Having recently retired after a herniated disc weakened his bowing arm, Julian Lloyd Webber took to the stage last night at St George’s, Bristol as part of a tour he had created to tribute and reflect upon his performance career as one of the world’s leading cellists.

The programme for the ‘Evening with Julian Lloyd Webber’ was a mixed media affair with everything thrown in. He opened with a video and throughout the first half alternated between live performance from his wife and videos of himself performing. From a plush red velvet sofa Lloyd Webber presented old videos projected on a big screen showing his proudest moments. Unfortunately the sound quality was terrible on all of the videos and rather ruined the reflective nature of “raiding the attic”.

Jiaxin, his wife, performed works that had been composed by Lloyd Webber or were his favourite to perform on stage. Accompanied by Pam Chowham on the piano, Jiaxin played her way through excerpts of Rachmaninov’s Cello Sonata in G minor, Elgar’s Cello Concerto and even a piece composed by Philip Glass called Tissue no. 2. She also performed an arrangement of Music of the Night from Phantom of the Opera by Andrew Lloyd Webber with a slideshow of the two brothers holding hands. Likewise there was a performance of his father William’s In the Half Light with pictures of his dad and himself together.

Jiaxin was not given enough credit as a cellist in her own right. Her performances of all the pieces were brilliant and the real passion in her performance was displayed whilst she was playing Rachmaninov. The other pieces felt like more of a dutiful performance than a performance from the heart. When she was enthusiastic about the music, she had a fiery nature to her playing and was a lot stronger with the bow. Her dynamics were more expressive and her projection more profound.

After the interval a longer batch of clips showing all of the famous people that Lloyd Webber had worked with was shown, suffering even poorer sound quality. This was then followed by Lloyd Webber reflecting on his past in a 'Question and Answer' session with the audience.

As the penultimate performance of the evening, Lloyd Webber invited a young cellist student, Sabrina to play on stage. It wasn’t clear whether she had any connection with Lloyd Webber as a student or friend. She played a few notes, unaccompanied, of Prokofiev’s Cello Sonata and was stopped, only to be told by Lloyd Webber that she needed to “feel a greater connection with the instrument”. She was allowed another minute of playing before being stopped again for Lloyd Webber to proceed to take her cello and play a Vivaldi duet with his wife as the finale of the evening, during which, this poor girl sat down on the sofa on the other side of the stage, to many audience whispers.
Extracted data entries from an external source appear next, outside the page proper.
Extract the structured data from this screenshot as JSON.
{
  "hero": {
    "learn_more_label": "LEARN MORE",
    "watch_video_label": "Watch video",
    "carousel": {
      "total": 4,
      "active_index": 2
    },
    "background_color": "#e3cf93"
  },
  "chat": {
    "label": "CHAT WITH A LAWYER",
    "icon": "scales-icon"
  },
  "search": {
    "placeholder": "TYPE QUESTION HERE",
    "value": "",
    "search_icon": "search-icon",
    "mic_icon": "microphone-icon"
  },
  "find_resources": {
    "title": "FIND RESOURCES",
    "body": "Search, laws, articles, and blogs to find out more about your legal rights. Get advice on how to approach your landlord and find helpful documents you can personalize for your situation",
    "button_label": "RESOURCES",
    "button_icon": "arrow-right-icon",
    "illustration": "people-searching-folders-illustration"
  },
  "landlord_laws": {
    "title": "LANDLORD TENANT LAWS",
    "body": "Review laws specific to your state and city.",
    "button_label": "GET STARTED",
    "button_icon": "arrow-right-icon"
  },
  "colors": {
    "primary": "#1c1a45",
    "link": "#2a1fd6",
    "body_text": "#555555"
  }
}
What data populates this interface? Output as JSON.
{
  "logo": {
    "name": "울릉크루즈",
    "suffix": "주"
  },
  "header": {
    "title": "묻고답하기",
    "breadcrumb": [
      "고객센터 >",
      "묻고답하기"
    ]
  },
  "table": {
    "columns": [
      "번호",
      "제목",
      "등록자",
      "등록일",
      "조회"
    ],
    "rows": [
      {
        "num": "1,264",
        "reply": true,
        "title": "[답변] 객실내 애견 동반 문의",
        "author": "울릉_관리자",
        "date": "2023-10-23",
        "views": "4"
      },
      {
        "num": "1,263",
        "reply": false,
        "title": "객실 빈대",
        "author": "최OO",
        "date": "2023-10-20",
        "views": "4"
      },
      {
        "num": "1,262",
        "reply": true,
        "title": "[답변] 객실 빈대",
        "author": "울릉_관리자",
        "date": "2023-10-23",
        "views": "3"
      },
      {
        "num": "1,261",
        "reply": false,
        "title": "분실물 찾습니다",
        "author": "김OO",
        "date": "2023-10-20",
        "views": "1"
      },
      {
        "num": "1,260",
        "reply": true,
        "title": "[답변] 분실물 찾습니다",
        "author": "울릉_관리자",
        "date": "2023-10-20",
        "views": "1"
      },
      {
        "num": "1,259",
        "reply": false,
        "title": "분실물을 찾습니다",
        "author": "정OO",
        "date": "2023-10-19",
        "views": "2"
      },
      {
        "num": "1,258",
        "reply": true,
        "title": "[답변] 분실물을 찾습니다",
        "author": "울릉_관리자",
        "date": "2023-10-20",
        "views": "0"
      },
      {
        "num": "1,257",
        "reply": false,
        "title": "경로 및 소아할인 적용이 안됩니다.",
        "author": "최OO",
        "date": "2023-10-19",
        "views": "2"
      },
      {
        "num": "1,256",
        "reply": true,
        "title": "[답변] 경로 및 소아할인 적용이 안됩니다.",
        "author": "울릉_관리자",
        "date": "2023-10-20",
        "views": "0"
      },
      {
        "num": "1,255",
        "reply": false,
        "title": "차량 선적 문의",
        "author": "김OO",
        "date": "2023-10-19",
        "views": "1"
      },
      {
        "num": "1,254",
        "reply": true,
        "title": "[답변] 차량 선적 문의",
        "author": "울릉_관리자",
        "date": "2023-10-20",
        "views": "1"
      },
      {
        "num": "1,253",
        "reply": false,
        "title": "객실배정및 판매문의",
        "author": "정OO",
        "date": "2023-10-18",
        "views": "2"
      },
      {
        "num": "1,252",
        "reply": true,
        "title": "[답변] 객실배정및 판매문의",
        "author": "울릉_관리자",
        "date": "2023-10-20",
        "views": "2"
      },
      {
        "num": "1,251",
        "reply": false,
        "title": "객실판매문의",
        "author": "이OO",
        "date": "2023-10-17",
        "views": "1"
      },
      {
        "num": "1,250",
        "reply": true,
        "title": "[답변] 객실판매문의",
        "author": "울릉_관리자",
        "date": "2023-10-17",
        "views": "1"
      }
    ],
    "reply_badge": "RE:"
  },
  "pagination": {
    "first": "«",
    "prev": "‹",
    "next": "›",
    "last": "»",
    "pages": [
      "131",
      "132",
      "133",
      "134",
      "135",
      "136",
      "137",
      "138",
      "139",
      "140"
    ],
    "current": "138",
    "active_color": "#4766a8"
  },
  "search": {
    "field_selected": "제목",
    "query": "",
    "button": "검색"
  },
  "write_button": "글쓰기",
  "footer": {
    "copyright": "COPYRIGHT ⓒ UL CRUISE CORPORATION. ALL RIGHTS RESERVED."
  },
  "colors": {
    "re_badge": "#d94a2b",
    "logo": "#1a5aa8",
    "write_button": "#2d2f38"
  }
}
The idea behind the evening had potential, but was too impassioned and not really thought through. It was sad to see the obvious frustration within Lloyd Webber and his obvious desire to perform. Through all the pieces that were played live by his wife, he was looking constantly between her performance and the audience for an approval. If he had been presenting an evening of live music, then the autobiographical nature of the evening would have been more justified as a concert. Instead it resulted in a rather self-indulgent desire to prove himself, something that someone with such a well respected career need not worry about.